A periferia, agora por ela mesma

Crítica

Luiz Zanin Oricchio, O Estado de S.Paulo

27 de agosto de 2010 | 00h00

É mais que um filme. 5 Vezes Favela - Agora por Nós Mesmos marca uma mudança de paradigma, como aliás assinala seu subtítulo, muito bem escolhido. Trata de não esconder, mas explicitar seu contraste com aquele clássico do Cinema Novo, de 1962, produto do CPC da UNE, que subiu o morro em busca de contradições sociais numa época que se julgava pré-revolucionária.  

 

Trailer. trailerVeja trechos de 5 Vezes Favela    

 

Quem então filmava os favelados eram jovens de classe média, brancos, que se outorgavam a missão de "conscientizar" o povo das condições de alienação e exploração (assim se falava) a que ele estava submetido. Desse modo era visto o papel do intelectual, empunhasse ele uma pena ou uma câmera: consciência iluminada que poderia orientar os explorados rumo à libertação.

Na suposição da época, o despossuído, por falta de lucidez advinda da própria condição de explorado, não estaria em condições de tornar-se consciente de sua situação e precisaria desse intermediário - o intelectual - para fazer com que lutasse por sua emancipação.

De lá para cá, muita coisa mudou. As chamadas "utopias", entre as quais a da revolução social, faliram e o intelectual de esquerda perdeu sua posição de guia das massas ignaras. Outra coisa: a distância entre centro e periferia encurtou. Não porque as diferenças de classes sociais tenham sido abolidas, mas porque a periferia já não aceita sua condição e migrou, simbolicamente (e às vezes na prática), para o centro.

O morro desceu ao asfalto e esse movimento gerou um recrudescimento do preconceito, baseado no temor e no sentimento de exclusivismo típico da classe média brasileira. Esse processo de emancipação produziu, por outro lado, um olhar de si mesmo que tem em filmes como 5 Vezes Favela, Bróder e a série de curtas produzidos pela Cufa (Central Única das Favelas) sua expressão melhor. A periferia já não precisa do olhar estranho, ainda que benevolente, para representá-la na tela, pois produz a sua própria imagem. Essa, a grande novidade.

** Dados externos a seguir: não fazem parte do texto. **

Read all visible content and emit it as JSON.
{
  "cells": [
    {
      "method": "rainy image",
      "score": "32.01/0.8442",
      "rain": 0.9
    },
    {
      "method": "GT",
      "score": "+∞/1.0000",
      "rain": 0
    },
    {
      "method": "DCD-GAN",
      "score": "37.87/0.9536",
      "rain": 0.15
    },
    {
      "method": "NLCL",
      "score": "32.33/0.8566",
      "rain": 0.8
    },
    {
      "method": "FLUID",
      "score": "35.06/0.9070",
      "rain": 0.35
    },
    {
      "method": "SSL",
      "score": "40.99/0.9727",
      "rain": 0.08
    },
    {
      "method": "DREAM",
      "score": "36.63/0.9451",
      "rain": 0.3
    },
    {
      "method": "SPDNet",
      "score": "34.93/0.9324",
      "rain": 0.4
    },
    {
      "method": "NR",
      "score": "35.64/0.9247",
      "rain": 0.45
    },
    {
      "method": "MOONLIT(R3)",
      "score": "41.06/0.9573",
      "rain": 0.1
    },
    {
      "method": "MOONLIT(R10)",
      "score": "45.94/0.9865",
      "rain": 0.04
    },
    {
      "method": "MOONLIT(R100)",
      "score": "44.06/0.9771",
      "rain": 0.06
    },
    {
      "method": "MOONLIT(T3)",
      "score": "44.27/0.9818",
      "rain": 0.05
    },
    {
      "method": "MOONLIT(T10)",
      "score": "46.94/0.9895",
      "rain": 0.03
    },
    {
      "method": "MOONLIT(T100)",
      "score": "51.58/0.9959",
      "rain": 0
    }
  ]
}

Visto em conjunto, 5 Vezes Favela é radical inversão de perspectiva. Sendo filme de episódios, é inevitável que uns sejam mais bem resolvidos que outros. Fonte de Renda (Manaíra Carneiro e Wawá Novais) fala da dificuldade de um rapaz pobre em cursar a Faculdade de Direito. Desconstrói o preconceito e procura mostrar como o tráfico se apoia na demanda do consumidor.

Humor e esperança. Arroz com Feijão (Rodrigo Felha e Cacau Amaral) usa humor para discutir ética, mesmo em situação de carência alimentar. A violência explícita surge em Concerto para Violino (Luciano Vidigal), na briga (e conivência) entre traficantes e policiais. Deixa Voar (Cadu Barcelos) retoma o tema do tráfico em abordagem criativa. O tom de Acende a Luz (Luciana Bezerra) é poético e esperançoso.

O que fica para o espectador não é o efeito de curtas vistos em sequência, mas uma impressão de conjunto. E esta é francamente positiva porque superior à mera soma das partes. Nem chega a ser surpresa que assim seja, pois o projeto emerge de um trabalho coletivo, de mais de duas centenas de moradores de comunidades carentes do Rio. Cacá Diegues, um dos diretores do filme de 1962 (no episódio Escola de Samba, Alegria de Viver), é o produtor do 5 Vezes Favela atual, com a mulher, Renata Magalhães. O ato de passar o bastão é, mais uma vez, altamente simbólico. Novo cinema, para um novo tempo.